Electronic Configuration, Oxidation States — Predicted 2026

This is a fundamental and unique aspect of fluorine's chemistry, directly linked to its electronic configuration (no d-orbitals in n=2) and its unparalleled electronegativity. It's a classic differentiator between fluorine and other halogens and is frequently tested to check a student's conceptual clarity on periodic properties and exceptions. Questions might be direct or embedded in comparative analysis.

NEET often includes questions requiring students to calculate oxidation states, especially in oxyacids ($HClO_x$) and interhalogen compounds ($XY_n$). This tests basic arithmetic skills combined with knowledge of rules for assigning oxidation states and understanding the variable nature of heavier halogens. Expect compounds like $H_5IO_6$, $BrF_5$, $ICl_3$, or even less common ones.

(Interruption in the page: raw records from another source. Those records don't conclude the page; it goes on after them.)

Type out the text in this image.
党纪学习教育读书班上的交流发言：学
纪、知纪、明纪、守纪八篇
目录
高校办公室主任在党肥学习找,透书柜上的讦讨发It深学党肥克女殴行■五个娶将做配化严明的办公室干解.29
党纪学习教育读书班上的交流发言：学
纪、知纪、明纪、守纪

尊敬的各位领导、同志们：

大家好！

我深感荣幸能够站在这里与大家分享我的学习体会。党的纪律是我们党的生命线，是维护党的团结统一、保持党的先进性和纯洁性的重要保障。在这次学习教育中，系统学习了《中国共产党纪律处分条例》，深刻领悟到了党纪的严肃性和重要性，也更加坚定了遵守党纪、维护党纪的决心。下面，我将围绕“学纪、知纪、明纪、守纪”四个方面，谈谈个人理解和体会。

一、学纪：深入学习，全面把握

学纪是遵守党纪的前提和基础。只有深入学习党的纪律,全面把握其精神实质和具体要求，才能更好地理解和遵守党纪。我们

Understanding how the stability of +1, +3, +5, and +7 oxidation states changes from Cl to Br to I is important. For example, the stability of +7 increases for oxyanions ($ClO_4^-$ vs $IO_4^-$), while the ability to form higher interhalogens with fluorine ($IF_7$ vs $BrF_5$) also shows a trend. Questions might ask about the most stable oxidation state for a particular halogen or compare the oxidizing power of compounds in different oxidation states.